Solid Scientific Research
This page provides an overview of our publications over the past years.
Scientific Excellence Award
Our co-founder and stroke neurologist Jonathan Coutinho received the European Stroke Organization (ESO) Scientific Excellence Award 2023. The award was handed over in person at the ESO Congress in May 2023 for his outstanding achievements and contribution to the ESO and their community of stroke specialists, working towards their common goal to reduce the burden of stroke in Europe.
The ESO Scientific Excellence Award is given to a ‘rising star’ in stroke research.
Detection of large vessel occlusion stroke with electroencephalography in the emergency room (2022)
First results of the ELECTRA-STROKE study
Laura CC van Meenen , Maritta N van Stigt , Henk A Marquering, Charles B L M Majoie , Yvo BWEM Roos 1 , Johannes H T M Koelman, Wouter V Potters, Jonathan M Coutinho
The ELECTRA-STROKE study investigates the diagnostic accuracy of dry electrode electroencephalography (EEG) for LVO-a stroke in the prehospital setting. To determine which EEG features are most useful for this purpose and assess EEG data quality, EEG recordings are also performed in the emergency room (ER). Here, we report data of the first 100 patients included in the ER. Patients presented to the ER with a suspected stroke or known LVO-a stroke underwent a single EEG prior to EVT. Diagnostic accuracy for LVO-a stroke of frequency band power, brain symmetry and phase synchronization measures were evaluated by calculating receiver operating characteristic curves. Optimal cut-offs were determined as the highest sensitivity at a specificity of ≥ 80%.

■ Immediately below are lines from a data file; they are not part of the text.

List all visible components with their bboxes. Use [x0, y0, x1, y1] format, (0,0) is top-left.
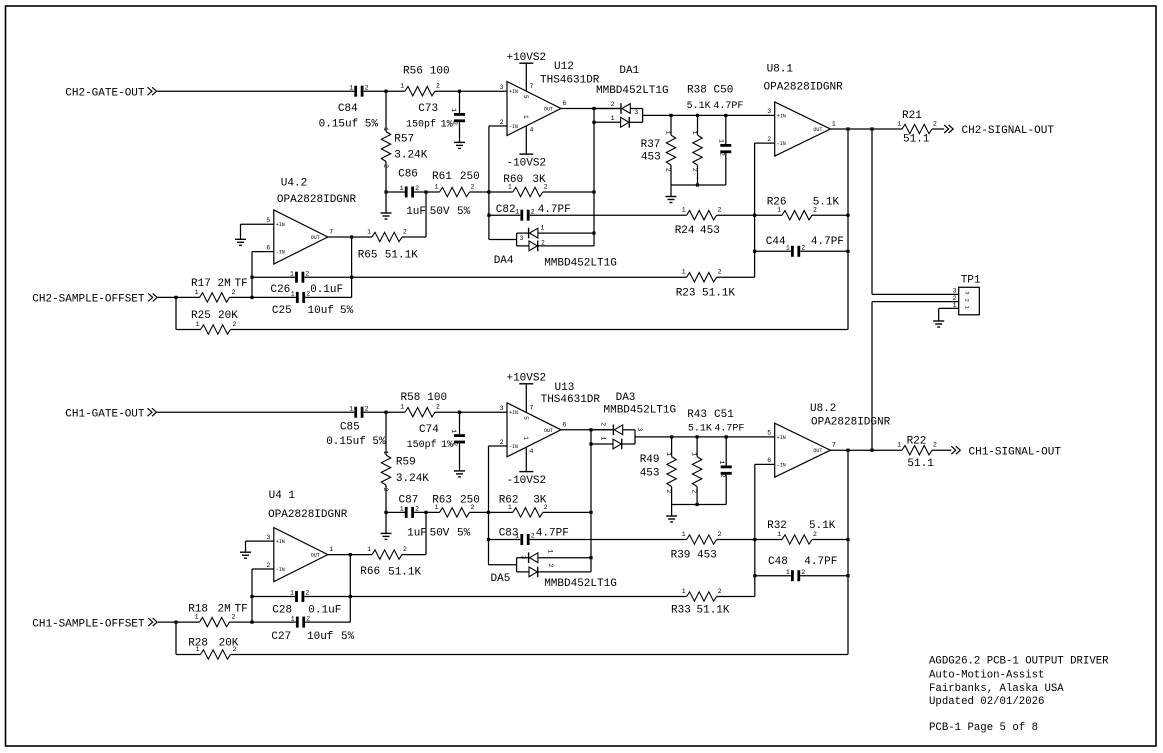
svg-text:-IN: -IN	[276, 250, 285, 256]
svg-text:1: 1	[290, 590, 294, 597]
svg-text:R25: R25	[191, 310, 211, 322]
svg-text:C44: C44	[766, 236, 786, 248]
svg-text:1: 1	[291, 291, 295, 298]
svg-text:2: 2	[541, 240, 545, 247]
svg-text:2: 2	[415, 506, 419, 513]
svg-text:1: 1	[682, 207, 686, 214]
svg-text:1: 1	[367, 546, 371, 553]
svg-text:3: 3	[964, 291, 971, 294]
svg-text:2: 2	[382, 488, 389, 492]
svg-text:CH1-SIGNAL-OUT: CH1-SIGNAL-OUT	[969, 446, 1062, 458]
svg-text:51.1K: 51.1K	[388, 566, 421, 578]
svg-text:C82: C82	[496, 204, 516, 216]
svg-text:TF: TF	[235, 603, 248, 615]
svg-text:R21: R21	[902, 110, 922, 122]
svg-text:+IN: +IN	[276, 539, 285, 545]
svg-text:2: 2	[436, 404, 440, 411]
svg-text:U4.2: U4.2	[281, 178, 307, 190]
svg-text:2: 2	[500, 119, 504, 126]
svg-text:2: 2	[436, 83, 440, 90]
svg-text:R33: R33	[671, 605, 691, 617]
svg-text:2: 2	[664, 168, 671, 172]
svg-text:3: 3	[634, 109, 638, 116]
svg-text:R60: R60	[503, 174, 523, 186]
svg-text:OUT: OUT	[813, 448, 822, 454]
svg-text:U12: U12	[554, 61, 574, 73]
svg-text:150pf: 150pf	[406, 119, 436, 131]
svg-text:150pf: 150pf	[407, 439, 437, 451]
svg-text:2: 2	[403, 229, 407, 236]
svg-text:2: 2	[415, 185, 419, 192]
svg-text:CH2-GATE-OUT: CH2-GATE-OUT	[65, 87, 145, 99]
svg-text:5: 5	[767, 430, 771, 437]
svg-text:2: 2	[471, 184, 475, 191]
svg-text:2M: 2M	[218, 603, 231, 615]
svg-text:3: 3	[767, 108, 771, 115]
svg-text:C28: C28	[272, 605, 292, 617]
svg-text:1: 1	[522, 436, 529, 440]
svg-text:-IN: -IN	[777, 141, 786, 147]
svg-text:2: 2	[531, 533, 535, 540]
svg-text:1: 1	[400, 404, 404, 411]
svg-text:C51: C51	[714, 409, 734, 421]
svg-text:250: 250	[460, 495, 480, 507]
svg-text:5%: 5%	[457, 527, 471, 539]
svg-text:C73: C73	[418, 103, 438, 115]
svg-text:1: 1	[382, 127, 389, 131]
svg-text:1: 1	[953, 302, 957, 309]
svg-text:2: 2	[964, 299, 971, 302]
svg-text:TP1: TP1	[961, 275, 981, 287]
svg-text:THS4631DR: THS4631DR	[541, 394, 601, 406]
svg-text:+IN: +IN	[509, 89, 518, 95]
svg-text:U8.2: U8.2	[810, 403, 836, 415]
svg-text:4: 4	[530, 127, 534, 134]
svg-text:2: 2	[719, 474, 726, 478]
svg-text:1: 1	[897, 442, 901, 449]
svg-text:-IN: -IN	[276, 567, 285, 573]
svg-text:3: 3	[500, 405, 504, 412]
svg-text:2: 2	[718, 269, 722, 276]
svg-text:OUT: OUT	[544, 428, 553, 434]
svg-text:6: 6	[563, 421, 567, 428]
svg-text:453: 453	[640, 468, 660, 480]
svg-text:7: 7	[530, 83, 534, 90]
svg-text:2: 2	[382, 164, 389, 168]
svg-text:6: 6	[266, 244, 270, 251]
svg-text:+10VS2: +10VS2	[506, 52, 546, 64]
svg-text:1: 1	[400, 506, 404, 513]
svg-text:453: 453	[700, 225, 720, 237]
svg-text:C48: C48	[768, 556, 788, 568]
svg-text:1: 1	[541, 224, 545, 231]
svg-text:2: 2	[801, 245, 805, 252]
svg-text:2: 2	[813, 531, 817, 538]
svg-text:2: 2	[305, 270, 309, 277]
svg-text:1uF: 1uF	[406, 206, 426, 218]
svg-text:1: 1	[522, 115, 529, 119]
svg-text:R38: R38	[687, 84, 707, 96]
svg-text:1: 1	[682, 269, 686, 276]
svg-text:1: 1	[450, 429, 457, 433]
svg-text:R39: R39	[671, 549, 691, 561]
svg-text:TF: TF	[235, 278, 248, 290]
svg-text:U8.1: U8.1	[767, 64, 794, 76]
svg-text:3: 3	[266, 534, 270, 541]
svg-text:CH1-GATE-OUT: CH1-GATE-OUT	[65, 408, 145, 420]
svg-text:51.1K: 51.1K	[385, 249, 418, 261]
svg-text:CH2-SAMPLE-OFFSET: CH2-SAMPLE-OFFSET	[32, 294, 145, 306]
svg-text:PCB-1 Page 5 of 8: PCB-1 Page 5 of 8	[929, 722, 1038, 734]
svg-text:-10VS2: -10VS2	[506, 475, 546, 487]
svg-text:C85: C85	[340, 421, 360, 433]
svg-text:2M: 2M	[218, 278, 231, 290]
svg-text:1: 1	[290, 270, 294, 277]
svg-text:3K: 3K	[532, 174, 546, 186]
svg-text:2: 2	[718, 531, 722, 538]
svg-text:7: 7	[832, 442, 836, 449]
svg-text:3: 3	[520, 235, 524, 242]
svg-text:6: 6	[563, 100, 567, 107]
svg-text:1: 1	[329, 546, 333, 553]
svg-text:U13: U13	[555, 382, 575, 394]
svg-text:OUT: OUT	[544, 107, 553, 113]
svg-text:3: 3	[500, 84, 504, 91]
svg-text:1: 1	[600, 437, 607, 441]
svg-text:R28: R28	[188, 637, 208, 649]
svg-text:R65: R65	[358, 249, 378, 261]
svg-text:2: 2	[718, 588, 722, 595]
svg-text:2: 2	[365, 84, 369, 91]
svg-text:Updated 02/01/2026: Updated 02/01/2026	[929, 696, 1044, 708]
svg-text:Fairbanks, Alaska USA: Fairbanks, Alaska USA	[929, 683, 1064, 695]
svg-text:+IN: +IN	[777, 113, 786, 119]
svg-text:1: 1	[690, 452, 697, 456]
svg-text:R59: R59	[396, 457, 416, 469]
svg-text:5.1K: 5.1K	[687, 101, 711, 112]
svg-text:1: 1	[682, 531, 686, 538]
svg-text:4: 4	[530, 448, 534, 455]
svg-text:R32: R32	[767, 520, 787, 532]
svg-text:R66: R66	[360, 566, 380, 578]
svg-text:THS4631DR: THS4631DR	[540, 74, 600, 86]
svg-text:DA4: DA4	[494, 255, 514, 267]
svg-text:2: 2	[531, 208, 535, 215]
svg-text:2: 2	[547, 563, 554, 567]
svg-text:+IN: +IN	[509, 410, 518, 416]
svg-text:OUT: OUT	[311, 235, 320, 241]
svg-text:51.1: 51.1	[907, 458, 934, 470]
svg-text:5%: 5%	[341, 631, 355, 643]
svg-text:50V: 50V	[430, 206, 450, 218]
svg-text:1: 1	[349, 405, 353, 412]
svg-text:OPA2828IDGNR: OPA2828IDGNR	[277, 194, 357, 206]
svg-text:2: 2	[933, 442, 937, 449]
svg-text:1uF: 1uF	[407, 527, 427, 539]
svg-text:2: 2	[690, 489, 697, 493]
svg-text:1: 1	[691, 131, 698, 135]
svg-text:5.1K: 5.1K	[688, 423, 712, 434]
svg-text:DA3: DA3	[616, 392, 636, 404]
svg-text:3K: 3K	[533, 495, 547, 507]
svg-text:453: 453	[697, 549, 717, 561]
svg-text:C50: C50	[714, 84, 734, 96]
svg-text:MMBD452LT1G: MMBD452LT1G	[544, 258, 617, 270]
svg-text:CH2-SIGNAL-OUT: CH2-SIGNAL-OUT	[962, 125, 1055, 137]
svg-text:5: 5	[522, 416, 529, 420]
svg-text:51.1K: 51.1K	[702, 287, 735, 299]
svg-text:1: 1	[682, 588, 686, 595]
svg-text:MMBD452LT1G: MMBD452LT1G	[596, 85, 669, 97]
svg-text:2: 2	[403, 546, 407, 553]
svg-text:-IN: -IN	[509, 444, 518, 450]
svg-text:2: 2	[233, 321, 237, 328]
svg-text:5%: 5%	[340, 305, 354, 317]
svg-text:20K: 20K	[219, 637, 239, 649]
svg-text:R22: R22	[907, 436, 927, 448]
svg-text:2: 2	[718, 207, 722, 214]
svg-text:50V: 50V	[430, 527, 450, 539]
svg-text:2: 2	[953, 295, 957, 302]
svg-text:1: 1	[786, 245, 790, 252]
svg-text:51.1: 51.1	[903, 134, 930, 146]
svg-text:OPA2828IDGNR: OPA2828IDGNR	[811, 417, 891, 429]
svg-text:+IN: +IN	[777, 435, 786, 441]
svg-text:7: 7	[530, 404, 534, 411]
svg-text:20K: 20K	[218, 310, 238, 322]
svg-text:1: 1	[382, 451, 389, 455]
svg-text:DA5: DA5	[491, 573, 511, 585]
svg-text:4.7PF: 4.7PF	[804, 556, 837, 568]
svg-text:R63: R63	[432, 495, 452, 507]
svg-text:100: 100	[427, 392, 447, 404]
svg-text:4.7PF: 4.7PF	[538, 204, 571, 216]
svg-text:OPA2828IDGNR: OPA2828IDGNR	[764, 81, 844, 93]
svg-text:5.1K: 5.1K	[813, 196, 840, 208]
svg-text:3: 3	[953, 287, 957, 294]
svg-text:MMBD452LT1G: MMBD452LT1G	[604, 405, 677, 417]
svg-text:1: 1	[718, 139, 725, 143]
svg-text:-IN: -IN	[509, 124, 518, 130]
svg-text:1%: 1%	[441, 440, 453, 451]
svg-text:2: 2	[933, 121, 937, 128]
svg-text:5%: 5%	[457, 206, 471, 218]
svg-text:1: 1	[450, 108, 457, 112]
svg-text:4.7PF: 4.7PF	[714, 423, 744, 434]
svg-text:1: 1	[400, 83, 404, 90]
svg-text:2: 2	[801, 569, 805, 576]
svg-text:4.7PF: 4.7PF	[811, 236, 844, 248]
svg-text:OUT: OUT	[311, 553, 320, 559]
svg-text:1: 1	[665, 452, 672, 456]
svg-text:R43: R43	[687, 409, 707, 421]
svg-text:51.1K: 51.1K	[697, 605, 730, 617]
svg-text:1: 1	[515, 208, 519, 215]
svg-text:1: 1	[367, 229, 371, 236]
svg-text:100: 100	[430, 66, 450, 78]
svg-text:10uf: 10uf	[307, 631, 333, 643]
svg-text:2: 2	[767, 136, 771, 143]
svg-text:R62: R62	[499, 495, 519, 507]
svg-text:R61: R61	[432, 171, 452, 183]
svg-text:R17: R17	[191, 278, 211, 290]
svg-text:1: 1	[196, 321, 200, 328]
svg-text:2: 2	[365, 405, 369, 412]
svg-text:1: 1	[832, 121, 836, 128]
svg-text:1: 1	[349, 84, 353, 91]
svg-text:C83: C83	[499, 527, 519, 539]
svg-text:5: 5	[266, 217, 270, 224]
svg-text:1%: 1%	[441, 120, 453, 131]
svg-text:2: 2	[305, 590, 309, 597]
svg-text:1: 1	[786, 569, 790, 576]
svg-text:453: 453	[641, 152, 661, 164]
svg-text:0.15uf 5%: 0.15uf 5%	[326, 436, 386, 448]
svg-text:R37: R37	[641, 139, 661, 151]
svg-text:-10VS2: -10VS2	[506, 158, 546, 170]
svg-text:4.7PF: 4.7PF	[536, 527, 569, 539]
svg-text:C87: C87	[399, 495, 419, 507]
svg-text:R56: R56	[403, 66, 423, 78]
svg-text:1: 1	[664, 131, 671, 135]
svg-text:2: 2	[691, 168, 698, 172]
svg-text:C84: C84	[338, 103, 358, 115]
svg-text:1: 1	[777, 531, 781, 538]
svg-text:2: 2	[719, 152, 726, 156]
svg-text:1: 1	[435, 184, 439, 191]
svg-text:1: 1	[897, 121, 901, 128]
svg-text:4.7PF: 4.7PF	[713, 101, 743, 112]
svg-text:R18: R18	[188, 603, 208, 615]
svg-text:2: 2	[611, 101, 615, 108]
svg-text:+10VS2: +10VS2	[506, 372, 546, 384]
svg-text:2: 2	[665, 489, 672, 493]
svg-text:CH1-SAMPLE-OFFSET: CH1-SAMPLE-OFFSET	[32, 618, 145, 630]
svg-text:1: 1	[547, 549, 554, 553]
svg-text:C26: C26	[270, 284, 290, 296]
svg-text:3.24K: 3.24K	[394, 150, 427, 162]
svg-text:1: 1	[718, 461, 725, 465]
svg-text:C25: C25	[272, 305, 292, 317]
svg-text:1: 1	[611, 115, 615, 122]
svg-text:2: 2	[600, 422, 607, 426]
svg-text:0.1uF: 0.1uF	[310, 284, 343, 296]
svg-text:3: 3	[636, 427, 643, 431]
svg-text:OUT: OUT	[813, 127, 822, 133]
svg-text:R49: R49	[640, 454, 660, 466]
svg-text:7: 7	[329, 229, 333, 236]
svg-text:5.1K: 5.1K	[809, 520, 836, 532]
svg-text:0.15uf 5%: 0.15uf 5%	[319, 119, 379, 131]
svg-text:250: 250	[460, 171, 480, 183]
svg-text:0.1uF: 0.1uF	[308, 605, 341, 617]
svg-text:1: 1	[400, 185, 404, 192]
svg-text:MMBD452LT1G: MMBD452LT1G	[544, 578, 617, 590]
svg-text:10uf: 10uf	[308, 305, 334, 317]
svg-text:3.24K: 3.24K	[396, 473, 429, 485]
svg-text:3: 3	[520, 555, 527, 559]
svg-text:2: 2	[500, 439, 504, 446]
svg-text:R26: R26	[767, 196, 787, 208]
svg-text:2: 2	[266, 562, 270, 569]
svg-text:C74: C74	[419, 424, 439, 436]
svg-text:OPA2828IDGNR: OPA2828IDGNR	[268, 509, 348, 521]
svg-text:AGDG26.2 PCB-1 OUTPUT DRIVER: AGDG26.2 PCB-1 OUTPUT DRIVER	[929, 656, 1109, 668]
svg-text:C86: C86	[398, 169, 418, 181]
svg-text:+IN: +IN	[276, 222, 285, 228]
svg-text:R23: R23	[676, 287, 696, 299]
svg-text:6: 6	[767, 457, 771, 464]
svg-text:R57: R57	[394, 134, 414, 146]
svg-text:R58: R58	[401, 392, 421, 404]
svg-text:U4 1: U4 1	[269, 490, 296, 502]
svg-text:C27: C27	[271, 631, 291, 643]
svg-text:R24: R24	[675, 225, 695, 237]
svg-text:DA1: DA1	[619, 65, 639, 77]
svg-text:5: 5	[522, 95, 529, 99]
svg-text:-IN: -IN	[777, 462, 786, 468]
svg-text:Auto-Motion-Assist: Auto-Motion-Assist	[929, 670, 1044, 682]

EEG data were of sufficient quality for analysis in 65/100 included patients. Of these, 35/65 (54%) had an acute ischemic stroke, of whom 9/65 (14%) had an LVO-a stroke. Median onset-to-EEG-time was 266 min (IQR 121-655) and median EEG-recording-time was 3 min (IQR 3-5). The EEG feature with the highest diagnostic accuracy for LVO-a stroke was theta-alpha ratio (AUC 0.83; sensitivity 75%; specificity 81%). Combined, weighted phase lag index and relative theta power best identified LVO-a stroke (sensitivity 100%; specificity 84%). We conclude that dry electrode EEG is a promising tool for LVO-a stroke detection, but data quality needs to be improved and validation in the prehospital setting is necessary.
Detection of Large Vessel Occlusion Stroke in the Prehospital Setting (2021)

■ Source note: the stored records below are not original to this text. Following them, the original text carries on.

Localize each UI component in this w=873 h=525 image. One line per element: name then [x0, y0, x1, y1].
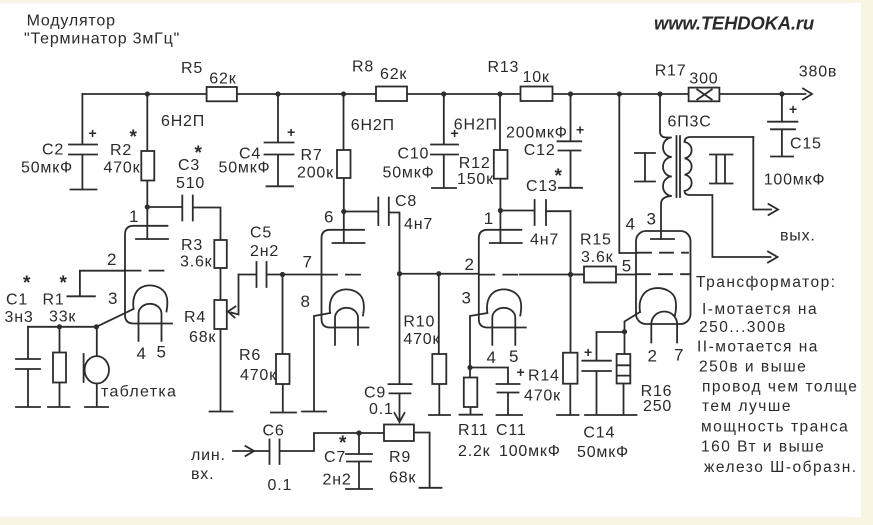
svg-text:C2: C2 — [42, 142, 64, 159]
svg-text:4: 4 — [137, 344, 146, 363]
svg-text:3.6к: 3.6к — [581, 249, 614, 266]
svg-text:C9: C9 — [364, 385, 386, 402]
svg-text:10к: 10к — [523, 69, 550, 86]
svg-text:вх.: вх. — [191, 466, 214, 483]
svg-text:6Н2П: 6Н2П — [454, 117, 498, 134]
svg-text:0.1: 0.1 — [268, 477, 293, 494]
svg-text:+: + — [287, 124, 295, 140]
svg-text:68к: 68к — [189, 329, 216, 346]
svg-text:50мкФ: 50мкФ — [219, 160, 271, 177]
svg-text:2: 2 — [648, 347, 657, 366]
svg-text:мощность транса: мощность транса — [701, 419, 849, 436]
svg-text:470к: 470к — [240, 367, 277, 384]
svg-text:470к: 470к — [104, 160, 141, 177]
svg-text:6Н2П: 6Н2П — [351, 117, 395, 134]
svg-text:380в: 380в — [799, 64, 837, 81]
svg-text:R7: R7 — [301, 147, 323, 164]
svg-text:C14: C14 — [583, 425, 615, 442]
svg-text:провод чем толще: провод чем толще — [702, 379, 858, 396]
svg-text:50мкФ: 50мкФ — [21, 160, 73, 177]
svg-text:*: * — [195, 143, 203, 164]
svg-text:+: + — [89, 125, 97, 141]
svg-text:R12: R12 — [459, 155, 491, 172]
svg-text:C15: C15 — [790, 136, 822, 153]
svg-text:100мкФ: 100мкФ — [499, 443, 561, 460]
svg-text:таблетка: таблетка — [101, 384, 177, 401]
svg-text:470к: 470к — [524, 388, 561, 405]
svg-text:510: 510 — [176, 175, 205, 192]
svg-text:8: 8 — [301, 292, 310, 311]
svg-text:железо Ш-образн.: железо Ш-образн. — [704, 459, 858, 476]
svg-text:2: 2 — [465, 255, 474, 274]
svg-text:вых.: вых. — [780, 228, 816, 245]
svg-text:C8: C8 — [395, 193, 417, 210]
svg-text:7: 7 — [674, 346, 683, 365]
svg-text:6: 6 — [324, 208, 333, 227]
svg-text:2: 2 — [107, 250, 116, 269]
svg-text:150к: 150к — [457, 171, 494, 188]
svg-text:+: + — [451, 125, 459, 141]
svg-text:C12: C12 — [524, 142, 556, 159]
svg-text:C13: C13 — [526, 178, 558, 195]
svg-text:1: 1 — [484, 209, 493, 228]
svg-text:6Н2П: 6Н2П — [161, 113, 205, 130]
svg-text:+: + — [517, 364, 525, 380]
svg-text:4: 4 — [487, 348, 496, 367]
svg-text:R9: R9 — [389, 449, 411, 466]
svg-text:100мкФ: 100мкФ — [764, 172, 826, 189]
svg-text:*: * — [23, 273, 31, 294]
svg-text:R5: R5 — [181, 60, 203, 77]
svg-text:250в и выше: 250в и выше — [699, 359, 807, 376]
svg-text:*: * — [555, 166, 563, 187]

Electroencephalography as a Potential Triage Instrument
Laura C.C. van Meenen, Maritta N. van Stigt, Arjen Siegers, Martin D. Smeekes, Joffry A.F. van Grondelle, Geertje Geuzebroek, Henk A. Marquering, Charles B.L.M. Majoie, Yvo B.W.E.M. Roos, Johannes H.T.M. Koelman, Wouter V. Potters and Jonathan M. Coutinho
A reliable and fast instrument for prehospital detection of large vessel occlusion (LVO) stroke would be a game-changer in stroke care, because it would enable direct transportation of LVO stroke patients to the nearest comprehensive stroke center for endovascular treatment. This strategy would substantially improve treatment times and thus clinical outcomes of patients. Here, we outline our view on the requirements of an effective prehospital LVO detection method, namely: high diagnostic accuracy; fast application and interpretation; user-friendliness; compactness; and low costs. We argue that existing methods for prehospital LVO detection, including clinical scales, mobile stroke units and transcranial Doppler, do not fulfill all criteria, hindering broad implementation of these methods. Instead, electroencephalography may be suitable for prehospital LVO detection since in-hospital studies have shown that quantification of hypoxia-induced changes in the electroencephalography signal have good diagnostic accuracy for LVO stroke. Although performing electroencephalography measurements in the prehospital setting comes with challenges, solutions for fast and simple application of this method are available. At the time of writing, the feasibility and diagnostic accuracy of electroencephalography in the prehospital setting were being investigated in clinical trials, but we now know that pre-hospital EEG-based detection of LVO is feasible and highly accurate.
TrianecT founders Wouter Potters and Jonathan Coutinho won the Amsterdam Science & Innovation Award (2018)
Previewing in the ambulance how severe the patient with a stroke is, so that they can be immediately transported to the right hospital for the appropriate treatment. That innovative idea by Jonathan Coutinho (neurologist, Amsterdam UMC) and Wouter Potters (technical physician, Amsterdam UMC) has won the Amsterdam Science & Innovation Award 2018. They devised a mobile scanner for the ambulance that measures brain waves. The Amsterdam Science & Innovation Award 2018 honors the most innovative idea with a clear societal or commercial application.
Jury chair Barbara Baarsma: "A scientifically unique and creative idea, but at the same time of great societal value with significant opportunities for valorization that are also being developed. Also economically relevant in a broad sense, as limiting brain damage saves costs."